Q1. Create a method `extract_timeline` to construct a timeline for the subject of the Wikipedia biography; the timeline should be comprised of events (i.e., verbs) in the biography that the subject participates in and that can be grounded to a year. Your criteria:

- Only include events in sentences that contain a year.
- Only include events that the target of the Wikipedia biography is involved in.
- Only include events where that target person is the subject or direct object of the verb.

Your function should return a dict mapping a sentence where those criteria are satisfied to the date mentioned in that sentence.  For example, assume the following to be a biography of the target *Bach*:

> Bach is a composer.  He was born in 1685.  He composed 6 suites for solo cello in 1717. Anna Magdalena Wilcke met him in 1721.  Handel was a contemporary and was also born in 1685. Bach's dog was born in 1723.  

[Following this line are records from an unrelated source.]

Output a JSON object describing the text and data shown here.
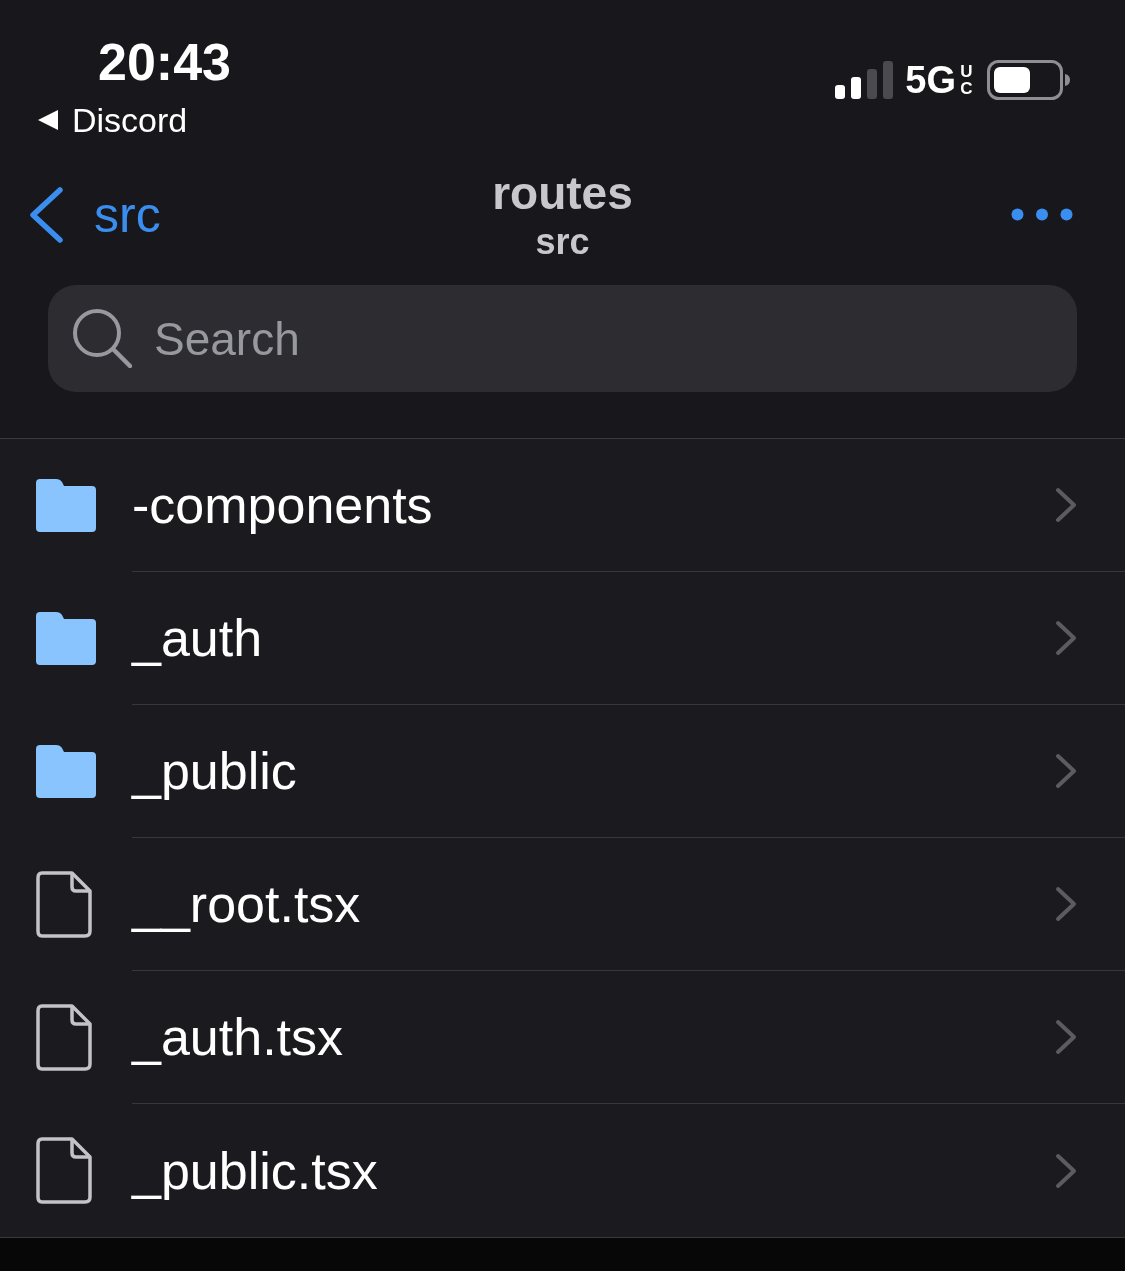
{
  "status_bar": {
    "time": "20:43",
    "back_app": "Discord",
    "network": "5G",
    "network_badge": "UC"
  },
  "nav": {
    "back_label": "src",
    "title": "routes",
    "subtitle": "src"
  },
  "search": {
    "placeholder": "Search"
  },
  "items": [
    {
      "kind": "folder",
      "name": "-components"
    },
    {
      "kind": "folder",
      "name": "_auth"
    },
    {
      "kind": "folder",
      "name": "_public"
    },
    {
      "kind": "file",
      "name": "__root.tsx"
    },
    {
      "kind": "file",
      "name": "_auth.tsx"
    },
    {
      "kind": "file",
      "name": "_public.tsx"
    }
  ]
}
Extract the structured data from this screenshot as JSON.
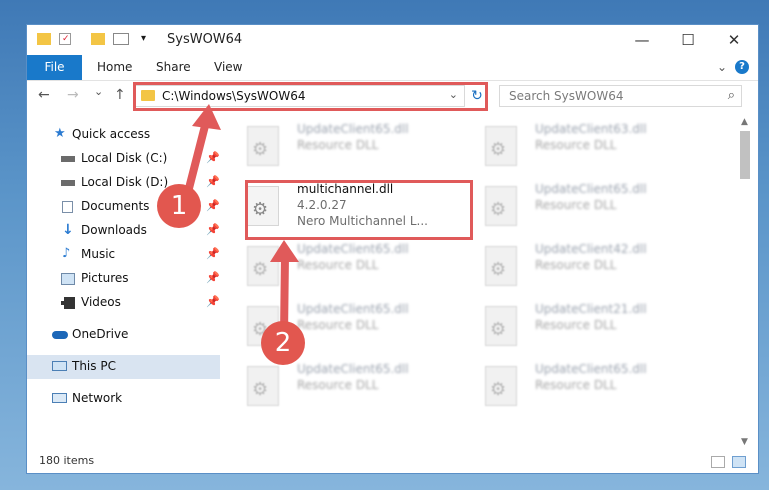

Your function should return the following dict:

{"He was born in 1685": 1685, "He composed 6 suites for solo cello in 1717": 1717, "Anna Magdalena Wilcke met him in 1721": 1721}

We exclude the other sentences because:

- "Bach is a composer" does not mention a date.
- Bach is not mentioned in "Handel was a contemporary and was also born in 1685."
- Bach is not the subject or direct object of "Bach's dog was born in 1723"

In [118]:
def extract_timeline(doc):
    events={}
    mentions = []
    for idx, chain in enumerate(doc._.coref_clusters):
        for mention in chain.mentions:
            if str(chain[0]) in ["Ford", "Harrison", "Harrison Ford"]: # checking if coference is to Harrison Ford
                mentions.append(mention.sent) # add in corresponding sentence(s)
    p = re.compile('\d{4}') # regex expression to check for four-digit year
    for i in range(len(mentions)):
        mention_doc = nlp(str(mentions[i]))
        for token in mention_doc:
            if token.dep_ in ['nsubj', 'dobj']: # checking to see if Harrison Ford is either the subject or object in the sentence
                date_list = []
                for ent in mention_doc.ents:
                    if ent.label_ == "DATE" and p.match(ent.text) != None: # using NER to detect dates, and checking with regex
                        date_list.append(ent.text)
                if len(date_list) != 0:
                    events[str(mentions[i])] = date_list[0] # pick first date in cases of multiple dates
    return events

Let's print that extracted timeline from oldest to newest events.

In [119]:
events=extract_timeline(doc)
for k,v in sorted(events.items(), key=operator.itemgetter(1)):
    print("%s\t%s" % (v, k))

1960	Ford graduated in 1960 from Maine East High School in Park Ridge, Illinois.
1964	In 1964, after a season of summer stock with the Belfry Players in Wisconsin, Ford traveled to Los Angeles to apply for a job in radio voice-overs.
1964	He was first married to Mary Marquardt from 1964 until their divorce in 1979.
1968	He appeared in the western Journey to Shiloh (1968) and had an uncredited, non-speaking role in Michelangelo Antonioni's 1970 film Zabriskie Point as an arrested student protester.
1969	French filmmaker Jacques Demy chose Ford for the lead role of his first American film, Model Shop (1969), but the head of Columbia Pictures thought Ford had "no future" in the film business and told Demy to hire a more experienced actor.
1973	Casting director and fledgling producer Fred Roos championed the young Ford and secured him an audition with George Lucas for the role of Bob Falfa, which Ford went on to play in American Graffiti (1973).
1974	The Conversation (1974) and Apocalypse